Ganbold Davaakhuugiin (referred to as Sárosdi Davaakhuu Ganbold or as Daváhügijn Ganbold in Hungarian; born 16 August 1962) is a Mongolian literary historian and literary translator. He is known for his translations of Hungarian literature into Mongolian.

== Biography ==
Davaakhuugiin was born in Mongolia on 16 August 1962. He went to Hungary in 1989 and received university MA degree at the Faculty of Arts at Loránd Eötvös University. His majors were Hungarian Language and Literature and Oriental Studies. In 2008 a literary anthology was published from his translations by TIMP Publishing Company in Hungary, containing poetry and prose by 83 authors. In 2001 he translated the drama Wonderful Beasts by Laszlo Garaczi. In 2004 he translated Fatelessness, the Literary Nobel Prize winner novel by Imre Kertesz.

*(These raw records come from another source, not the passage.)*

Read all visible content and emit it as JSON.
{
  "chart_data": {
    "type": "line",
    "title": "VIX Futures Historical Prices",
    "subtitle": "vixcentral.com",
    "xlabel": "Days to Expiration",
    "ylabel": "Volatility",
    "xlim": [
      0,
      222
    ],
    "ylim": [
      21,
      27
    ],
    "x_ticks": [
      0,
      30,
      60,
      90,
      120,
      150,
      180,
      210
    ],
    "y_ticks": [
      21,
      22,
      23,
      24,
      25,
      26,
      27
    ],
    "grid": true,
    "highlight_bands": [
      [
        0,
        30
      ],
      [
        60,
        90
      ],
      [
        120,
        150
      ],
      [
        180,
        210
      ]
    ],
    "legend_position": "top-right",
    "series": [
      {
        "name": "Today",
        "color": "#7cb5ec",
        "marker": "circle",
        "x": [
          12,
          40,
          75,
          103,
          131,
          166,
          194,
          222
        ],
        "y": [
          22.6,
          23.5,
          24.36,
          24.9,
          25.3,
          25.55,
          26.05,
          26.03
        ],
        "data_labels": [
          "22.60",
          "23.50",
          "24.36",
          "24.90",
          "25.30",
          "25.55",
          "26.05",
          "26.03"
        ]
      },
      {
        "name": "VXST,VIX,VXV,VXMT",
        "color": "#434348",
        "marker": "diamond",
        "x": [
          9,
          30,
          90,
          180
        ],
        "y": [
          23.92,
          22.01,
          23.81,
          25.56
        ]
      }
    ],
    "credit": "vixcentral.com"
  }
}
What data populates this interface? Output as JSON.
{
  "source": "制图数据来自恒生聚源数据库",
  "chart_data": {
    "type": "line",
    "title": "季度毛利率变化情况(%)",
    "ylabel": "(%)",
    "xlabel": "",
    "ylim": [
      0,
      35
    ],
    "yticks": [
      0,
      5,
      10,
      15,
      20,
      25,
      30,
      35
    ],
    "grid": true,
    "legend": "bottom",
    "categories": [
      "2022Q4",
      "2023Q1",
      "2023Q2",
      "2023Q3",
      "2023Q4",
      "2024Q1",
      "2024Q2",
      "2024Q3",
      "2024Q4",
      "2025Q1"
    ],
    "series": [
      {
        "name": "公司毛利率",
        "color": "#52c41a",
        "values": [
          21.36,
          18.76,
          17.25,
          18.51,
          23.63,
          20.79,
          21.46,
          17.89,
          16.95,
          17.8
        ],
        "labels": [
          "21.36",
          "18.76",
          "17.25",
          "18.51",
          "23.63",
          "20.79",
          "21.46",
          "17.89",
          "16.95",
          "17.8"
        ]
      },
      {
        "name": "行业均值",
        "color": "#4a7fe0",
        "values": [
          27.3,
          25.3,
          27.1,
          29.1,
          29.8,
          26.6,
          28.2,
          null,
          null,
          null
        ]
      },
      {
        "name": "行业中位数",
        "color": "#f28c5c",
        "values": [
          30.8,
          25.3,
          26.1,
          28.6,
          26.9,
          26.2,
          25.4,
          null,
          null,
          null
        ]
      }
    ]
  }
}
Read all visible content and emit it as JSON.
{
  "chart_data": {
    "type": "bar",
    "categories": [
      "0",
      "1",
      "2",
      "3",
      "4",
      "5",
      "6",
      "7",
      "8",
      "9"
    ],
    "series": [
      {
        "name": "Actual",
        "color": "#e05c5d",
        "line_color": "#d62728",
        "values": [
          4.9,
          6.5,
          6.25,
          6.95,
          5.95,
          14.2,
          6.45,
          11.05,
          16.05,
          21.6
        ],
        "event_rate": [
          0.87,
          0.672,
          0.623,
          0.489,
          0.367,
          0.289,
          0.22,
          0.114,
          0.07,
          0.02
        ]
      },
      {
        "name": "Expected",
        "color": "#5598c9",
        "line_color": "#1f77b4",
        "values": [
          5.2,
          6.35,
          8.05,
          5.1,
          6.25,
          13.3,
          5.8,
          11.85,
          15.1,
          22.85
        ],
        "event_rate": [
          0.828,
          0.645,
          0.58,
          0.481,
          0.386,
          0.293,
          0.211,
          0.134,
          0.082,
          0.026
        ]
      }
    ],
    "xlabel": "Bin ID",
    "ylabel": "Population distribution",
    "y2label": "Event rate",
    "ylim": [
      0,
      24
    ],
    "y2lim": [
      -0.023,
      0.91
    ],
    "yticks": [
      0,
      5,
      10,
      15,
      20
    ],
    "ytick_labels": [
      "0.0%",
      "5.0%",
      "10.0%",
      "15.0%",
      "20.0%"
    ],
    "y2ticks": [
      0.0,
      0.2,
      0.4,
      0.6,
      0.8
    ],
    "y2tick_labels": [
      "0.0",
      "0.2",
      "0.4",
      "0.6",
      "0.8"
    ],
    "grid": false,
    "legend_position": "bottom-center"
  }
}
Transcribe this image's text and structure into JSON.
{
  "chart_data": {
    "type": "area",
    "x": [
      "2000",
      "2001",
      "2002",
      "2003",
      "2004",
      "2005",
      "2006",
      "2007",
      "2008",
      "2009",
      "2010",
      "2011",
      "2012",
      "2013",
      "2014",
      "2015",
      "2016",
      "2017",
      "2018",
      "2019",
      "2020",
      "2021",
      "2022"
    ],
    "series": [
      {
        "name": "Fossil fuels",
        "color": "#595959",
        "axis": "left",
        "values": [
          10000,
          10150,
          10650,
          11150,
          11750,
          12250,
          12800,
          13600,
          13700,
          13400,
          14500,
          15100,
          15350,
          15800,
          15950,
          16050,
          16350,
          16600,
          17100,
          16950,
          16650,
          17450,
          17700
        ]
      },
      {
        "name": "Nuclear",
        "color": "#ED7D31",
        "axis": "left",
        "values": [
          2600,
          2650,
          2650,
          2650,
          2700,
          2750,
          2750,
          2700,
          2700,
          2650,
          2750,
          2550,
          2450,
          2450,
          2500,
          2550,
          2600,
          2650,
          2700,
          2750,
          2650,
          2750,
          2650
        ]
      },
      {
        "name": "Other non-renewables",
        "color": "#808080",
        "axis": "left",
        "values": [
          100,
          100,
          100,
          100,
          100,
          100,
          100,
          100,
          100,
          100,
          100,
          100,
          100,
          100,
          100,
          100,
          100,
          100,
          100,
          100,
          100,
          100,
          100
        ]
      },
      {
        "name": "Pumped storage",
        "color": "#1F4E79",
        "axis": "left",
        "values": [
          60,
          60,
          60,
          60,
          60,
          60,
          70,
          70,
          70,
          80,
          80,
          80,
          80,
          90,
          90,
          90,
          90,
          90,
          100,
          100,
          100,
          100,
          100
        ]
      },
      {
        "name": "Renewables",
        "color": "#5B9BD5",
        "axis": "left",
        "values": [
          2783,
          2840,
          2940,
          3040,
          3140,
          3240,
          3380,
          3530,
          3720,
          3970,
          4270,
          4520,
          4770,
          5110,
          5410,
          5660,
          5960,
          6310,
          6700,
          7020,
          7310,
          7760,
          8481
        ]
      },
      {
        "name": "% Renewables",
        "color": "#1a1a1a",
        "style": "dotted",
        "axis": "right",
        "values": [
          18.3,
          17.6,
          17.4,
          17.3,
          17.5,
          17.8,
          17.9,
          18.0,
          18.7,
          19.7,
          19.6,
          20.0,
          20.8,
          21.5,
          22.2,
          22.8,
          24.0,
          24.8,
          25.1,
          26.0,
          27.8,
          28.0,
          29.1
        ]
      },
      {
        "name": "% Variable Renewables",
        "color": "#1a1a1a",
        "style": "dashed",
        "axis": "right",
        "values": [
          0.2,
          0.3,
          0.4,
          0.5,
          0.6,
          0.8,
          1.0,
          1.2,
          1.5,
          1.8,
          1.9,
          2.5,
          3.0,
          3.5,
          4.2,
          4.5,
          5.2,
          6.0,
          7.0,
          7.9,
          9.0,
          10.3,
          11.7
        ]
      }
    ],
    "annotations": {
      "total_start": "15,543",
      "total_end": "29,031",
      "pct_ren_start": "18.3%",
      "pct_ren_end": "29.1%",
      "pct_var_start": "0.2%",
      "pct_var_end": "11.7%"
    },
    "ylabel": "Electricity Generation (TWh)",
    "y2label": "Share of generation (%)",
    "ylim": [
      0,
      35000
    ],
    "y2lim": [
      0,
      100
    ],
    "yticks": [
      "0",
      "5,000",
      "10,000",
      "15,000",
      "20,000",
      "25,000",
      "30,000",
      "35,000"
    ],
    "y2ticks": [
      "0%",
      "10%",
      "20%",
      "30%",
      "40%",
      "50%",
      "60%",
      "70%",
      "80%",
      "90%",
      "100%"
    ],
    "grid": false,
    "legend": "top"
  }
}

In 2005 he initiated the establishment of a Hungarian Language and Literature Department at the Ulaanbaatar State University. In 2006 the Mongolian Academic Drama Theatre performed in his translation Istvan Orkeny’s drama The Tots. In 2006 he was awarded the Pro Cultura Hungarica prize for his translations. His work of literary translation was promoted by several Hungarian cultural grants: in 1997-2000 he received the PhD Studies Scholarship from the Hungarian Ministry of Education, in 2000 the Fust Milan Translation Award by the Hungarian Academy of Sciences, in 1999-2000 the Soros Supplementary Grant Scholarship, in 1999 the Pro Renovanda Cultura Hungariae Foundation’s „Art in Education” scholarship, in 2001 the Hungarian National Cultural Fund's Literary scholarship, in 2010 the National Scholarship Fund's Art scholarship. He was granted scholarships several times by the Hungarian Translators’ House. In 2009 he received the Balint Balassi Memorial Sword Award, and became a member of the award's advisory board. In 2010 he received the Prize of the Union of Mongolian Writers for his translations and literary activities. He has been living in Ulaanbaatar since October 2010 where he has founded and is the Editor in Chief of the Mongolian Lettre Internationale, the Mongolian edition of the European cultural magazine Lettre Internationale.